Proponents of a proposed battery recycling factory in Hazelwood North have reassured the community about emissions levels and safety standards at a forum on Tuesday night.
About 160 people spilled out of the Hazelwood North hall to hear Chunxing Corporation’s plans for a Used Lead Acid Battery recycling plant on Fourth Road.
At times tensions ran high as people raised a diversity of opinions over the project with concerns over potential lead emissions, pollution controls, health outcomes and jobs.
Attendees included project opponents members of the Hazelwood North Action Group, local community groups, as well as local councillors and people in favour of the plant.

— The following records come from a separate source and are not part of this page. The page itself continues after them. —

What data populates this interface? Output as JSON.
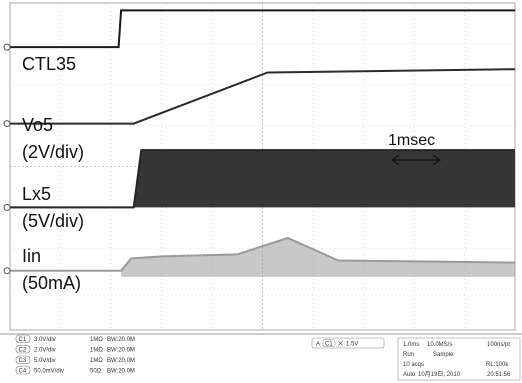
{
  "chart_data": {
    "type": "line",
    "title": "",
    "xlabel": "",
    "ylabel": "",
    "x_unit": "ms",
    "y_unit": "div",
    "xlim": [
      0,
      10
    ],
    "ylim": [
      0,
      8
    ],
    "grid": true,
    "annotations": {
      "time_scale": "1msec"
    },
    "series": [
      {
        "name": "CTL35",
        "x": [
          0,
          2.15,
          2.2,
          10
        ],
        "y": [
          6.92,
          6.92,
          7.82,
          7.82
        ]
      },
      {
        "name": "Vo5",
        "scale": "(2V/div)",
        "x": [
          0,
          2.45,
          5.1,
          10
        ],
        "y": [
          5.05,
          5.05,
          6.3,
          6.38
        ]
      },
      {
        "name": "Lx5",
        "scale": "(5V/div)",
        "x": [
          0,
          2.45,
          2.6,
          10
        ],
        "y": [
          3.0,
          3.0,
          4.4,
          4.4
        ],
        "envelope_low": 3.0
      },
      {
        "name": "Iin",
        "scale": "(50mA)",
        "x": [
          0,
          2.2,
          2.4,
          3.0,
          4.5,
          5.5,
          6.5,
          10
        ],
        "y": [
          1.45,
          1.45,
          1.75,
          1.8,
          1.85,
          2.25,
          1.7,
          1.65
        ],
        "envelope_low": 1.3
      }
    ],
    "status_bar": {
      "channels": [
        {
          "id": "C1",
          "volts": "3.0V/div",
          "impedance": "1MΩ",
          "bw": "BW:20.0M"
        },
        {
          "id": "C2",
          "volts": "2.0V/div",
          "impedance": "1MΩ",
          "bw": "BW:20.0M"
        },
        {
          "id": "C3",
          "volts": "5.0V/div",
          "impedance": "1MΩ",
          "bw": "BW:20.0M"
        },
        {
          "id": "C4",
          "volts": "50.0mV/div",
          "impedance": "50Ω",
          "bw": "BW:20.0M"
        }
      ],
      "trigger": {
        "source": "C1",
        "level": "1.5V"
      },
      "timebase": {
        "row1": [
          "1.0ms",
          "10.0MS/s",
          "100ns/pt"
        ],
        "row2": [
          "Run",
          "Sample"
        ],
        "row3": [
          "10 acqs",
          "RL:100k"
        ],
        "row4": [
          "Auto",
          "10月19日, 2010",
          "20:51:56"
        ]
      }
    }
  }
}
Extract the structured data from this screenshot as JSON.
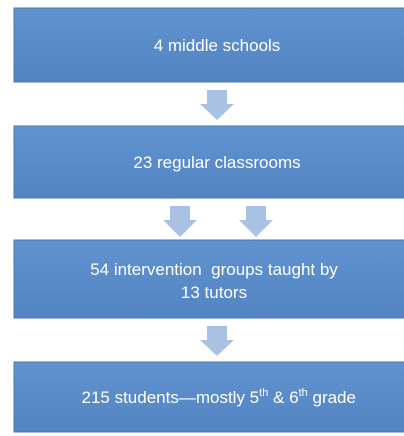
{
  "nodes": [
    {
      "lines": [
        "4 middle schools"
      ]
    },
    {
      "lines": [
        "23 regular classrooms"
      ]
    },
    {
      "lines": [
        "54 intervention  groups taught by",
        "13 tutors"
      ]
    },
    {
      "parts": [
        "215 students—mostly 5",
        "th",
        " & 6",
        "th",
        " grade"
      ]
    }
  ]
}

A couple of community members questioned the company’s social licence to establish the plant in Hazelwood North, given the amount of community opposition.
“I think it’s overwhelming by the amount of people here that the company is not welcome,” one person said.
Environmental consultant Geoff Latimer ran through a series of responses to concerns by the action group, as well as giving a general outline of the project.
“I’d like these sorts of discussions people have to be a little less emotional but I also understand there will be those who don’t want it,” Mr Latimer said.
“I ask people to assess the facts and evidence, and if from there they are not comfortable they are within their right to express this through the EPA process.”
Mr Latimer rejected what he called “claims” made by the action group over lead poisoning, the style of technology being proposed and buffer zones.
“I’ve said throughout this that emissions will be low, I’d like to say that emissions will be zero, but science doesn’t work in zeros, there are always numbers,” he said.
“It’s my job to make sense of these numbers and compare them to health-based standards.”
Mr Latimer reiterated emissions would be well below EPA exemptions levels, and lead levels would be 17-times less than at another ULAB plant in Wagga Wagga which had been given recent regulatory approvals to expand.
Chunxing Corporation chief executive Lakshman Jayaweera was also at the meeting said the company was committed to ongoing consultation, including the potential to establish a community committee to work alongside the company to monitor and guide operations.
Voices of the Valley convenor Wendy Farmer was at the forum and acknowledged the diversity of views being represented, but said she was “sitting on the fence”.
“I still need more information, there are still concerns with what I’ve seen and heard,” Ms Farmer said.
“We need more information about the scientific evidence. It may be mow emissions, but how do these emissions sit with the emissions already being produced in the Latrobe Valley?”